In every election there is an effort to get the pro-life plank eliminated from the GOP Platform. It has not worked mainly because the presumptive nominee when the party platform is being drafted always has signaled that he wants that plank included.

And there is always a candidate who runs on the ground that there is a groundswell to demand abortion. The latest to do so was Pennsylvania Senator Arlen Specter (R-Pa.), who ran in 2000. His was one of the briefest campaigns in the history of Presidential politics. I well recall Specter holding up a chart, which purported to show that 50 percent of Republican voters wanted abortion on demand. Funny how his polling showed that no other candidate's polling showed anything close to it. If there were numerous Republicans who had a pro-abortion point of view they didn't bother to help their champion, Senator Specter.

The Democrats have finally figured out that abortion is an albatross around their political necks.
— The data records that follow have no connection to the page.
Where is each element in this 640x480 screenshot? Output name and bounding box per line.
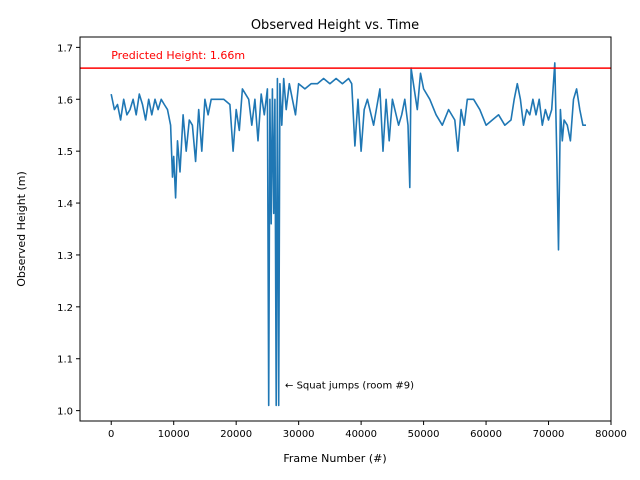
plot-area (110, 62, 586, 407)
x-tick-label: 10000 (158, 429, 190, 440)
x-tick-label: 50000 (408, 429, 440, 440)
x-tick-label: 30000 (283, 429, 315, 440)
x-tick-label: 80000 (595, 429, 627, 440)
y-tick-label: 1.6 (57, 95, 73, 106)
x-tick-label: 20000 (220, 429, 252, 440)
y-axis-label: Observed Height (m) (15, 171, 28, 287)
y-tick-label: 1.3 (57, 251, 73, 262)
y-tick-label: 1.0 (57, 407, 73, 418)
y-tick-label: 1.4 (57, 199, 73, 210)
y-tick-label: 1.7 (57, 43, 73, 54)
y-axis-ticks: 1.0 1.1 1.2 1.3 1.4 1.5 1.6 1.7 (57, 43, 80, 418)
series-line-0 (110, 62, 586, 407)
x-tick-label: 70000 (533, 429, 565, 440)
plot-frame (79, 36, 612, 422)
x-tick-label: 40000 (345, 429, 377, 440)
y-tick-label: 1.5 (57, 147, 73, 158)
x-tick-label: 60000 (470, 429, 502, 440)
annotation-squat-jumps: ← Squat jumps (room #9) (285, 381, 414, 392)
x-tick-label: 0 (108, 429, 114, 440)
y-tick-label: 1.2 (57, 303, 73, 314)
x-axis-label: Frame Number (#) (283, 452, 386, 465)
x-axis-ticks: 0 10000 20000 30000 40000 50000 60000 70000 8000… (108, 421, 627, 440)
reference-line-group: Predicted Height: 1.66m (80, 49, 611, 69)
y-tick-label: 1.1 (57, 355, 73, 366)
chart-title: Observed Height vs. Time (251, 18, 419, 33)
reference-line-label: Predicted Height: 1.66m (111, 49, 245, 62)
So the new Democratic Party Chairman, former Vermont Governor Howard P. Dean said the party must make room for pro-lifers. That is a far cry from 1992 when then Pennsylvania Governor Bob Casey was denied a speaking slot at the Democratic National Convention because he was pro-life. Hillary Clinton said pro-lifers and pro-abortion groups should look for common ground. She shocked the abortion crowd by saying so, even though she in no way changed her radical position on abortion. The Democratic Party has tried to clear the deck for pro-life senatorial candidates in both Pennsylvania and Rhode Island. They were successful thanks to the strong arm of Pennsylvania Governor Ed Rendell. However, Rhode Island has a Republican Governor and Rhode Island party officials have not been strong enough to prevent a pro-life/pro-abortion senatorial primary.

While no doubt a majority of GOP voters is pro-life, it could be that pro-lifers could be divided among many candidates to the point that a pro-abortion candidate or mildly pro-abortion candidate could win a plurality of the vote in 2008. Since in most states it is winner-take-all in both primaries and conventions, an abortion sympathizer could win the GOP nomination for President with a plurality.

The party bosses think that pro-lifers would end up voting for the GOP candidate anyway. They are wrong about that. While those of us who have been Republicans for decades might swallow hard and vote for a nominee who is less than desirable, pro-lifers vote for pro-life candidates, period. If faced with two pro-abortion candidates most of them would stay home. The pro-abortion organizations own the Democrat party. That is not likely to change anytime soon. If the Republicans would be stupid enough to nominate a pro-abortion, pro-gay marriage candidate such as Rudy Giuliani, the pro-life vote would surely go to a third party and the election could well be handed to the Democrats.

Since the election there has been much hand wringing on the part of Democrats about what went wrong. Democratic presidential nominee Senator John Kerry (Mass.) has pointed out that with a switch of 60,000 votes in Ohio he would be President. It is not as if Democrats suffered a 49-state landslide as Ronald Reagan inflicted on Walter Mondale. Democrats have enough Senators to threaten to shut down the Senate if Republicans re-instate the 220-year tradition of requiring a simple majority vote to confirm federal judges. In the House, a switch of 17 seats out of 435 seats would put the Democrats back in control. Democrats are much stronger than they are made out to be.

Republicans must decide who they are. If they agree with President Bush that the Party should contribute to a "culture of life" then it will continue being the pro-life party with a pro-life Presidential nominee. If not and they become like the Democrats on the life issue, no doubt voters will choose the genuine article. The best way to bring back the Democrats is for the Republicans to abandon the life issue.

Paul M. Weyrich is the Chairman and CEO of the Free Congress Foundation.